Mudah-mudahan tidak.
Mudah-mudahan, kita semua mengingat nasehat Michael Porter (1998), bahwa
keasalahan fatal yang sering terjadi dalam manajemen adalah menganggap pola
yang sukses di suatu organisasi akan sukses jika diterapkan di organisasi lain.
Mengapa?
Karena setiap organisasi memiliki situasi yang berbeda, sehingga memerlukan
pola pengelolaan yang tidak tepat sama.
Apakah setiap PTN
memiliki kondisi yang benar-benar berbeda?
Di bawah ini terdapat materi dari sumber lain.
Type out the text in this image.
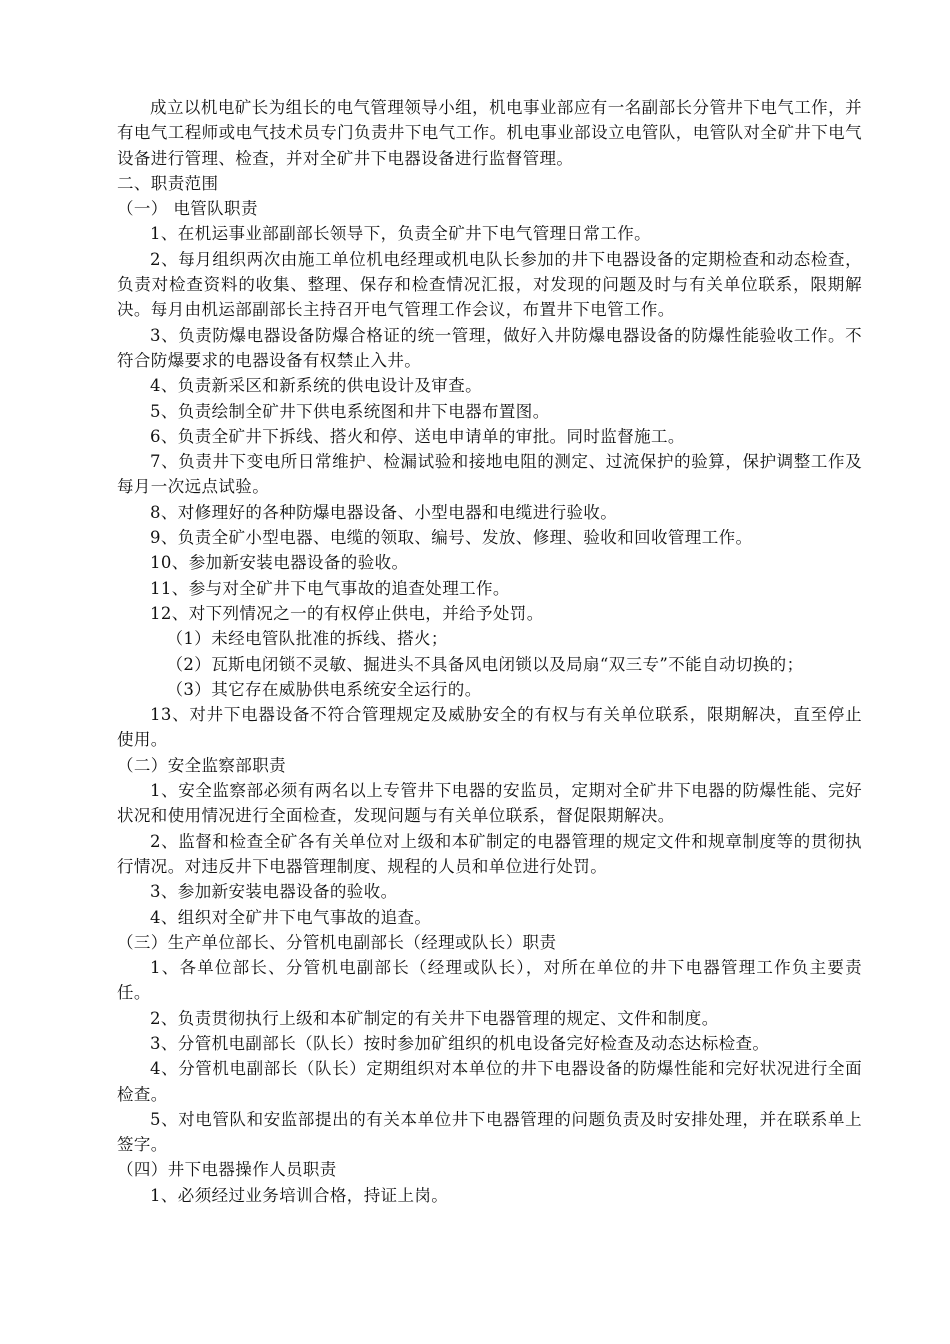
成立以机电矿长为组长的电气管理领导小组，机电事业部应有一名副部长分管井下电气工作，并有电气工程师或电气技术员专门负责井下电气工作。机电事业部设立电管队，电管队对全矿井下电气设备进行管理、检查，并对全矿井下电器设备进行监督管理。

二、职责范围

（一） 电管队职责

1、在机运事业部副部长领导下，负责全矿井下电气管理日常工作。

2、每月组织两次由施工单位机电经理或机电队长参加的井下电器设备的定期检查和动态检查，负责对检查资料的收集、整理、保存和检查情况汇报，对发现的问题及时与有关单位联系，限期解决。每月由机运部副部长主持召开电气管理工作会议，布置井下电管工作。

3、负责防爆电器设备防爆合格证的统一管理，做好入井防爆电器设备的防爆性能验收工作。不符合防爆要求的电器设备有权禁止入井。

4、负责新采区和新系统的供电设计及审查。

5、负责绘制全矿井下供电系统图和井下电器布置图。

6、负责全矿井下拆线、搭火和停、送电申请单的审批。同时监督施工。

7、负责井下变电所日常维护、检漏试验和接地电阻的测定、过流保护的验算，保护调整工作及每月一次远点试验。

8、对修理好的各种防爆电器设备、小型电器和电缆进行验收。

9、负责全矿小型电器、电缆的领取、编号、发放、修理、验收和回收管理工作。

10、参加新安装电器设备的验收。

11、参与对全矿井下电气事故的追查处理工作。

12、对下列情况之一的有权停止供电，并给予处罚。

（1）未经电管队批准的拆线、搭火；

（2）瓦斯电闭锁不灵敏、掘进头不具备风电闭锁以及局扇“双三专”不能自动切换的；

（3）其它存在威胁供电系统安全运行的。

13、对井下电器设备不符合管理规定及威胁安全的有权与有关单位联系，限期解决，直至停止使用。

（二）安全监察部职责

1、安全监察部必须有两名以上专管井下电器的安监员，定期对全矿井下电器的防爆性能、完好状况和使用情况进行全面检查，发现问题与有关单位联系，督促限期解决。

2、监督和检查全矿各有关单位对上级和本矿制定的电器管理的规定文件和规章制度等的贯彻执行情况。对违反井下电器管理制度、规程的人员和单位进行处罚。

3、参加新安装电器设备的验收。

4、组织对全矿井下电气事故的追查。

（三）生产单位部长、分管机电副部长（经理或队长）职责

1、各单位部长、分管机电副部长（经理或队长），对所在单位的井下电器管理工作负主要责任。

2、负责贯彻执行上级和本矿制定的有关井下电器管理的规定、文件和制度。

3、分管机电副部长（队长）按时参加矿组织的机电设备完好检查及动态达标检查。

4、分管机电副部长（队长）定期组织对本单位的井下电器设备的防爆性能和完好状况进行全面检查。

5、对电管队和安监部提出的有关本单位井下电器管理的问题负责及时安排处理，并在联系单上签字。

（四）井下电器操作人员职责

1、必须经过业务培训合格，持证上岗。
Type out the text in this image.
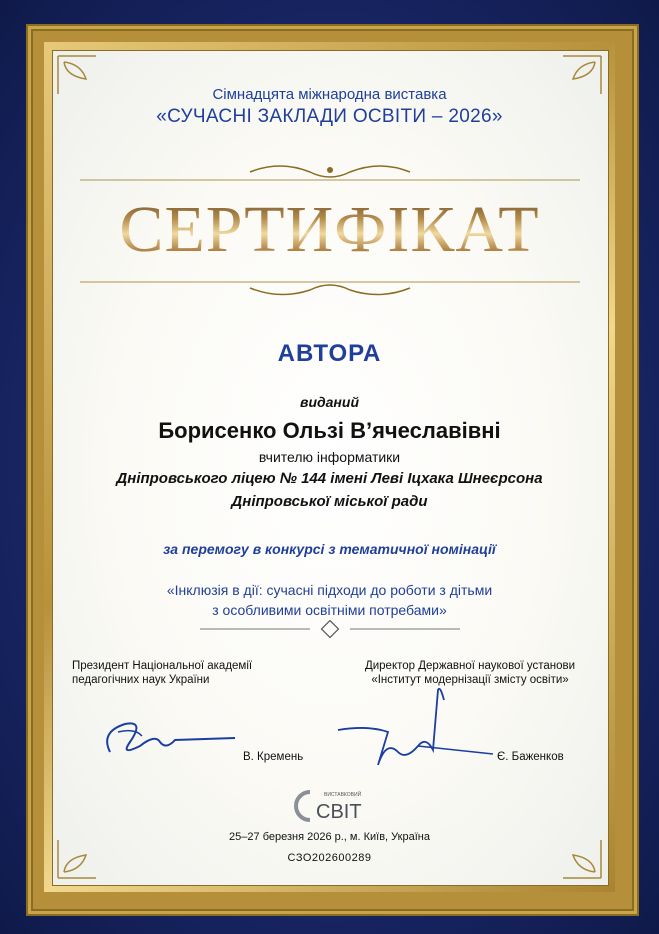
Сімнадцята міжнародна виставка
«СУЧАСНІ ЗАКЛАДИ ОСВІТИ – 2026»
СЕРТИФІКАТ
АВТОРА
виданий
Борисенко Ользі В’ячеславівні
вчителю інформатики
Дніпровського ліцею № 144 імені Леві Іцхака Шнеєрсона
Дніпровської міської ради
за перемогу в конкурсі з тематичної номінації
«Інклюзія в дії: сучасні підходи до роботи з дітьми
з особливими освітніми потребами»
Президент Національної академії
педагогічних наук України
Директор Державної наукової установи
«Інститут модернізації змісту освіти»
В. Кремень	Є. Баженков
ВИСТАВКОВИЙ
СВІТ
25–27 березня 2026 р., м. Київ, Україна
СЗО202600289
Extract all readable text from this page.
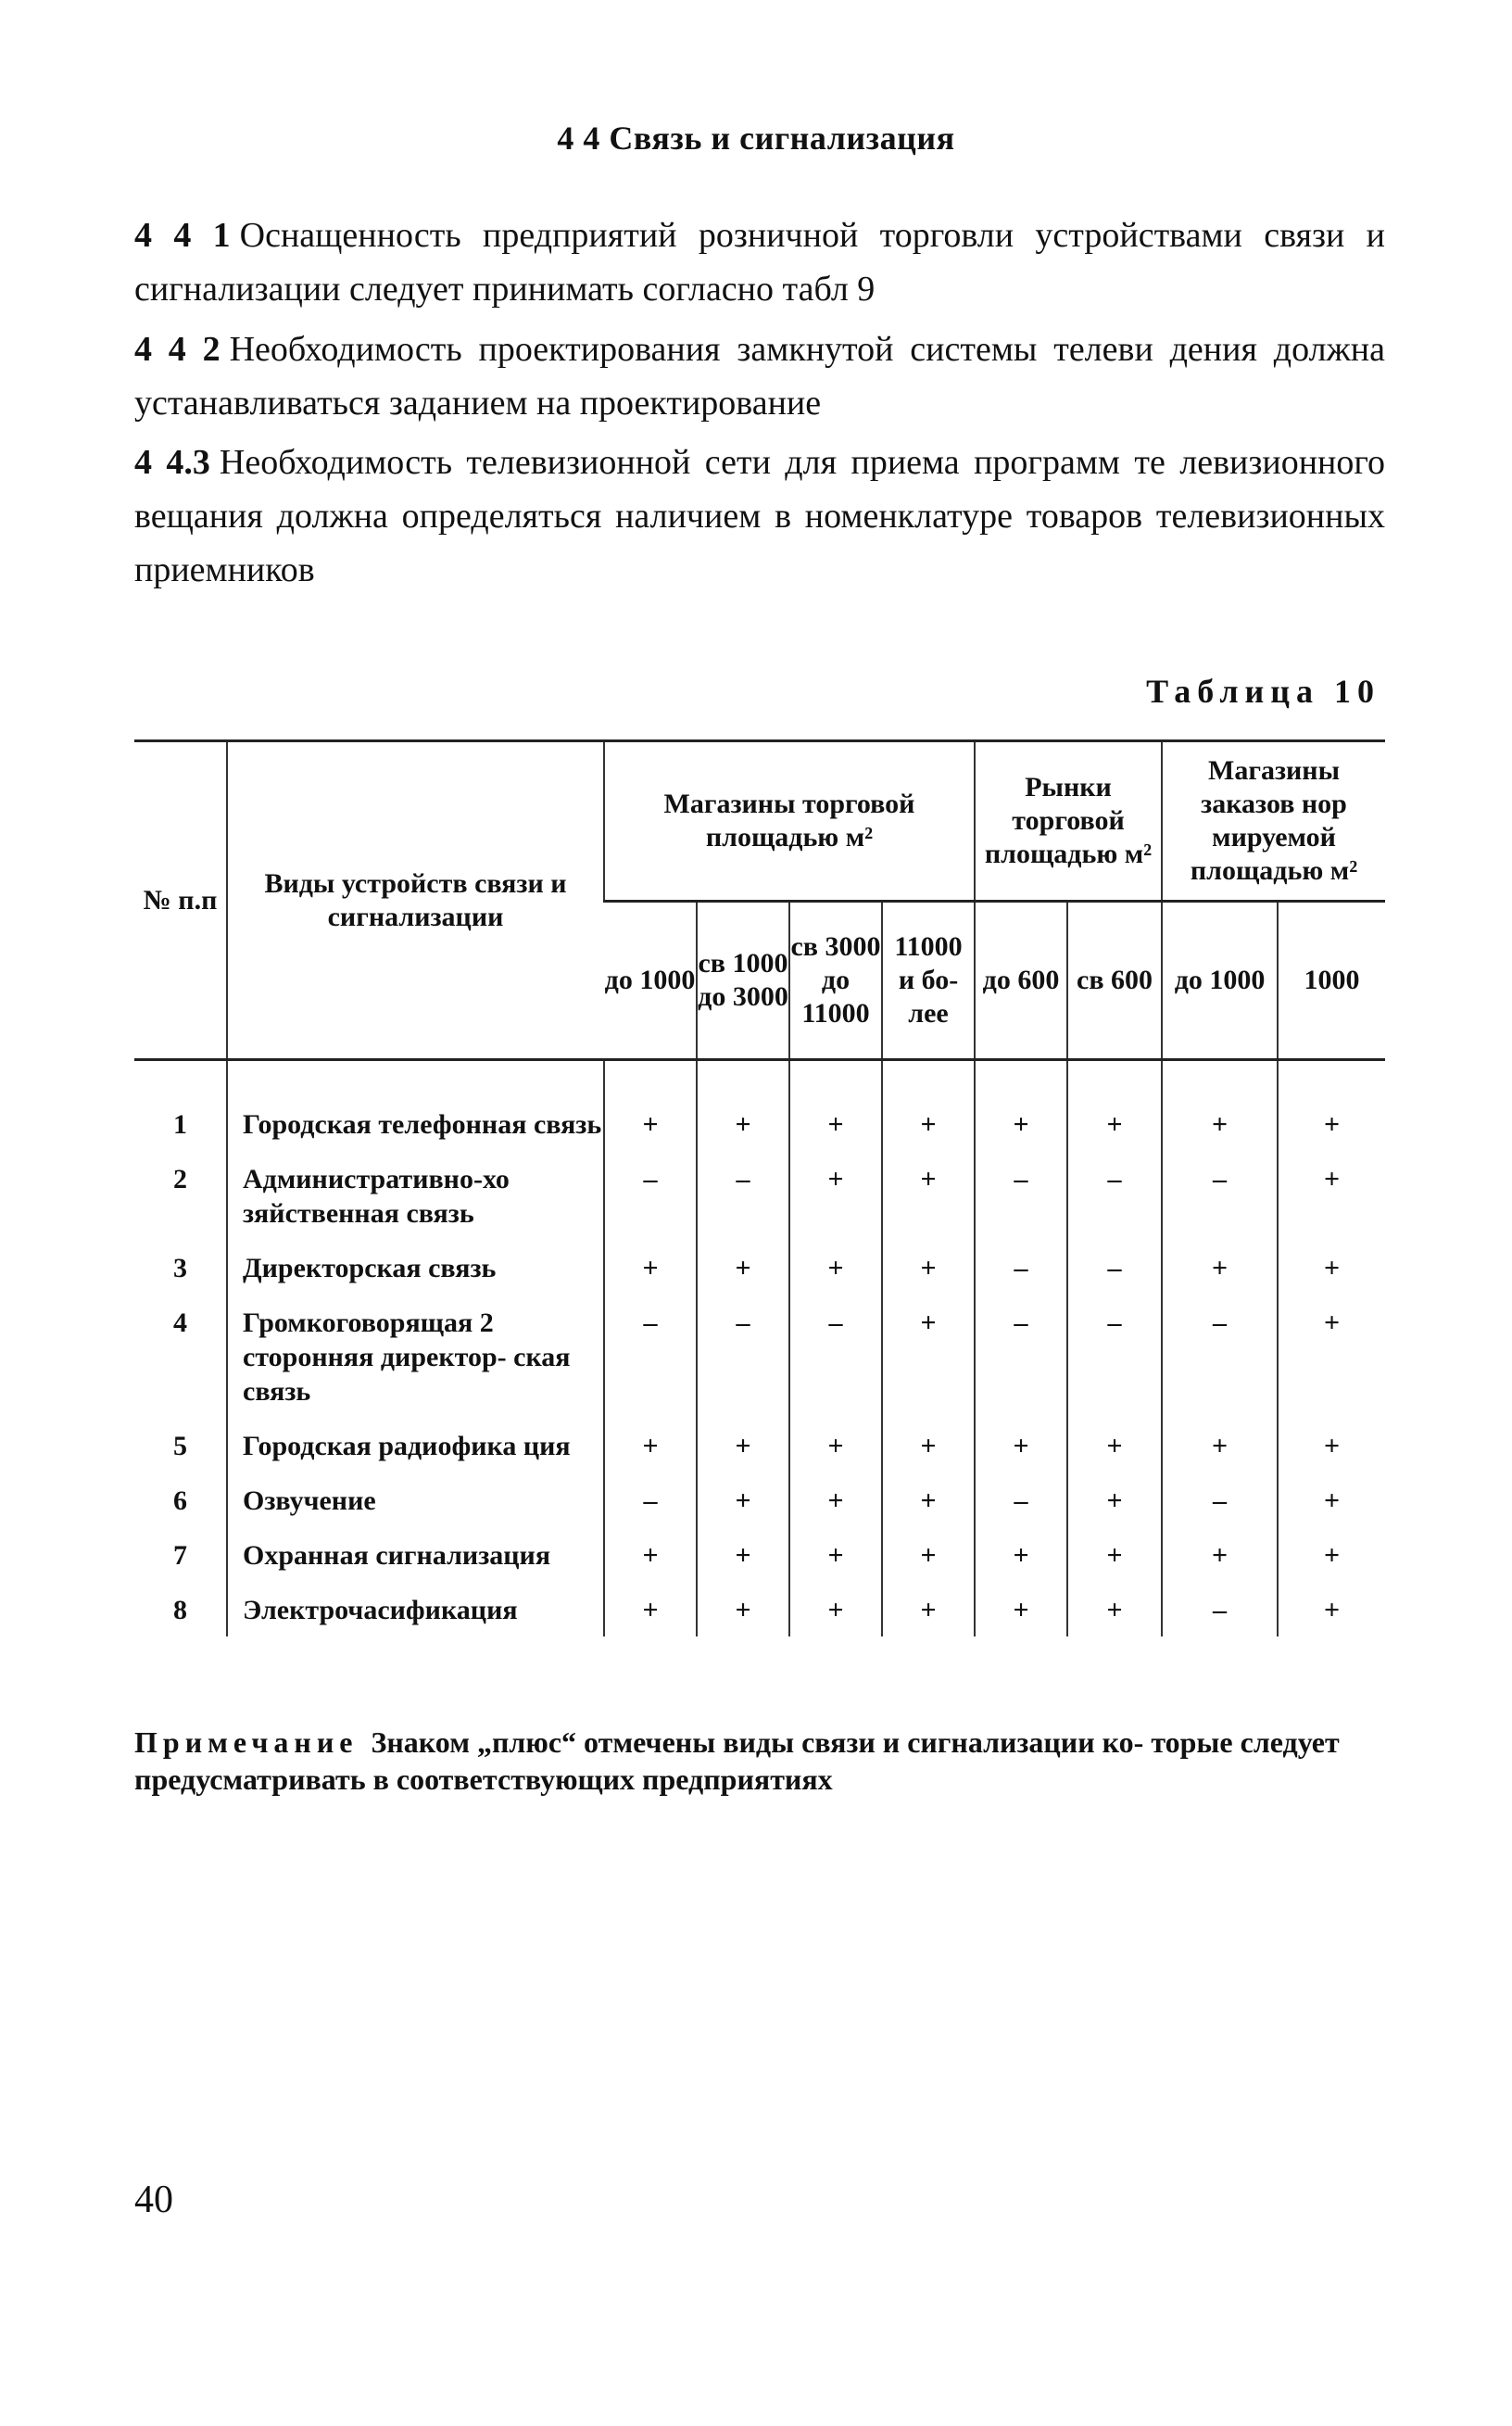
4 4 Связь и сигнализация
4 4 1 Оснащенность предприятий розничной торговли устройствами связи и сигнализации следует принимать согласно табл 9
4 4 2 Необходимость проектирования замкнутой системы телеви дения должна устанавливаться заданием на проектирование
4 4.3 Необходимость телевизионной сети для приема программ те левизионного вещания должна определяться наличием в номенклатуре товаров телевизионных приемников
Таблица 10
№ п.п	Виды устройств связи и сигнализации	Магазины торговой площадью м²				Рынки торговой площадью м²		Магазины заказов нор мируемой площадью м²	
		до 1000	св 1000 до 3000	св 3000 до 11000	11000 и бо- лее	до 600	св 600	до 1000	1000
1	Городская телефонная связь	+	+	+	+	+	+	+	+
2	Административно-хо зяйственная связь	–	–	+	+	–	–	–	+
3	Директорская связь	+	+	+	+	–	–	+	+
4	Громкоговорящая 2 сторонняя директор- ская связь	–	–	–	+	–	–	–	+
5	Городская радиофика ция	+	+	+	+	+	+	+	+
6	Озвучение	–	+	+	+	–	+	–	+
7	Охранная сигнализация	+	+	+	+	+	+	+	+
8	Электрочасификация	+	+	+	+	+	+	–	+
Примечание Знаком „плюс“ отмечены виды связи и сигнализации ко- торые следует предусматривать в соответствующих предприятиях
40
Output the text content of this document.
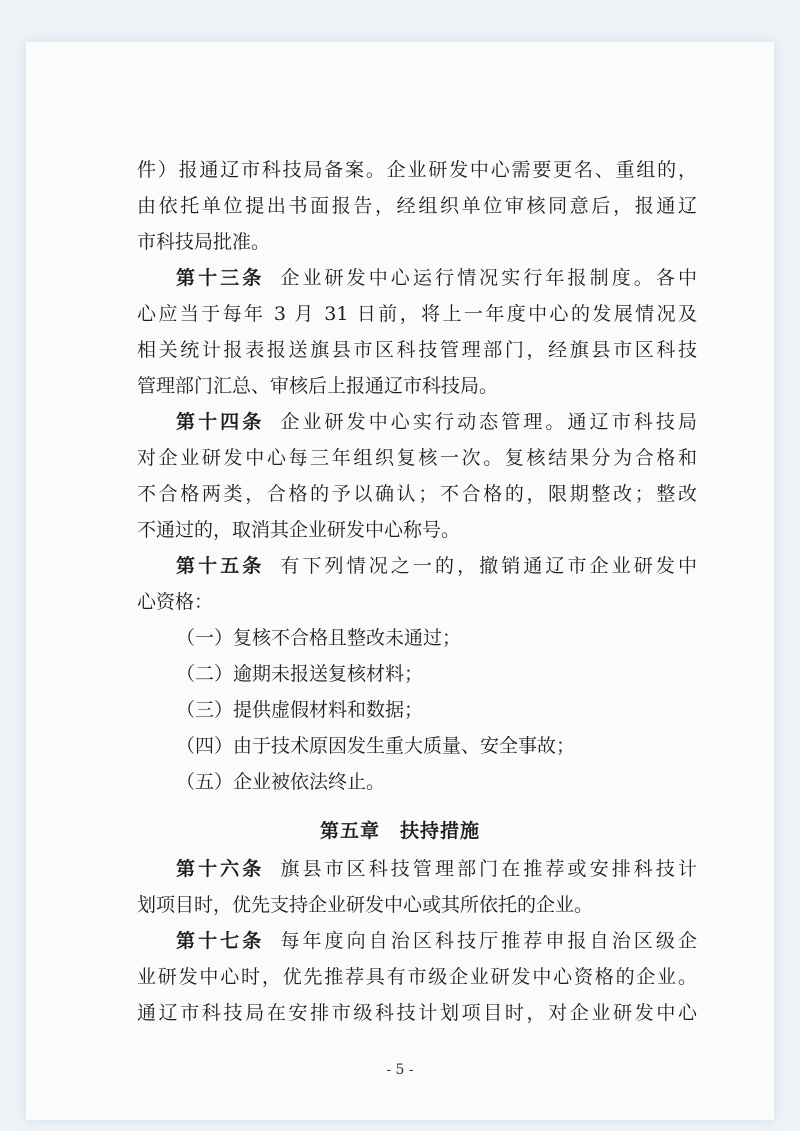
件）报通辽市科技局备案。企业研发中心需要更名、重组的，
由依托单位提出书面报告，经组织单位审核同意后，报通辽
市科技局批准。
第十三条 企业研发中心运行情况实行年报制度。各中
心应当于每年 3 月 31 日前，将上一年度中心的发展情况及
相关统计报表报送旗县市区科技管理部门，经旗县市区科技
管理部门汇总、审核后上报通辽市科技局。
第十四条 企业研发中心实行动态管理。通辽市科技局
对企业研发中心每三年组织复核一次。复核结果分为合格和
不合格两类，合格的予以确认；不合格的，限期整改；整改
不通过的，取消其企业研发中心称号。
第十五条 有下列情况之一的，撤销通辽市企业研发中
心资格：
（一）复核不合格且整改未通过；
（二）逾期未报送复核材料；
（三）提供虚假材料和数据；
（四）由于技术原因发生重大质量、安全事故；
（五）企业被依法终止。
第五章　扶持措施
第十六条 旗县市区科技管理部门在推荐或安排科技计
划项目时，优先支持企业研发中心或其所依托的企业。
第十七条 每年度向自治区科技厅推荐申报自治区级企
业研发中心时，优先推荐具有市级企业研发中心资格的企业。
通辽市科技局在安排市级科技计划项目时，对企业研发中心
- 5 -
Rasanya juga tidak. Tentu ada
hal-hal dasar yang sama. Namun tentu
juga ada hal-hal yang berbeda. Jadi
memang diperlukan standar dasar organisasi PTN.
Namun setiap PTN harus diberi ruang gerak untuk menyesuaikan OTKnya
seseuai dengan situasi dan kondisi setempat.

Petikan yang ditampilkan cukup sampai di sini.